As a member of the Country Women’s Association she was also a member of the world wide body with which it is affiliated. One of her proudest achievements was though this connection. At her local CWA branch Ada moved a motion that nuclear weapons should be banned world-wide. When this succeeded at branch level she went on through regional, then state and finally at national level to speak to this motion that was finally sponsored at international level by CWA Australia. I regret that I do not have a copy of any of the speeches she delivered to these CWA conferences because they must have been well written and powerfully delivered to win over such a conservative body as the CWA.
Country Towns
In 1937 Russell, my father, was promoted to Branch Manager in the State Savings Bank and our family moved to live in various country towns. There Ada found new causes to campaign: mobile baby health centres for women on remote farms; women on hospital boards of management and finally in Creswick, she planned to stand for the local Shire Council. The sudden and unexpected death of Russell prevented her doing so and we had to move out of the bank house in Creswick to live in Ivanhoe.
Craft Work
Ada was a creative craft worker. She believed that working with hand and eye to create something beautiful and useful was one of the important routes to self-understanding. In all the various types of craft that she learned she made every effort to reach a high standard and would destroy any piece that did not meet her benchmark. In 1948 when Russell died, his superannuation was inadequate and Ada began teaching basket making classes and selling her baskets to supplement our income as I was still at secondary school and my brother was working in the country. In order to improve her technique and to widen here the range of baskets, Ada used to research in the State Library with the result that she made English egg baskets, pouch baskets and flower baskets woven on an oval frame, all to traditional designs. In the early 1950s she began to enter her work at the Royal Melbourne Show. After winning the basket making section for several years, she was appointed a judge of handicraft both at the Show and in the annual CWA Exhibition.
Christian Belief
All her life Ada was an active Christian, although a somewhat unconventional one. Her mentor in this was certainly Charles Strong. Ada welcomed his questioning of much of the Bible as religious mythology. The Presbyterian church excommunicated him and he set up his own congregation: the Australian Church. One of the most significant members was Samuel Mauger, first federal member for Melbourne Ports. Both Ada and Russell were members there and both shared a faith that rejected dogmatism and certainty.

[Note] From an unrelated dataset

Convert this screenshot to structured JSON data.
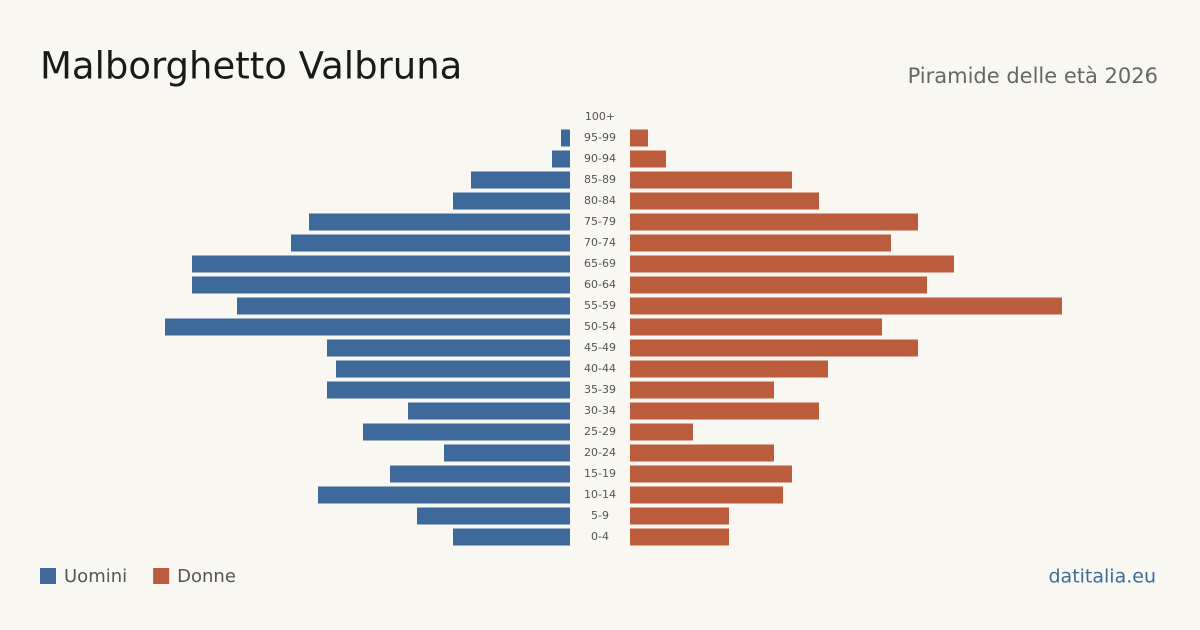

When we first moved to Creswick in 1944, Mother was invited to preach at the International Women’s Day of Prayer service in the local Methodist church. She took this opportunity to preach about Christian pacifism, a very unpopular cause while the war against Germany and Japan was at a critical stage. After that we never attended the Methodist church in Creswick and she was never invited to preach there again! She rejected the whole concept of a church divided into denominations and was quite happy, in the last years of her life to attend the Anglican church with Graham and me.
All her life Ada had a strong emotional connection to Port Melbourne and made sure the story of her family life there was told.
1 Comments
Vicki Crowley
What a trail blazer and inspiration is Ada Polson! Thank you Margaret for sharing both your family story and spotlighting stories of mothers and women that encourage us all to work for peace through love, generosity, tenacity and compassion that is both local and global.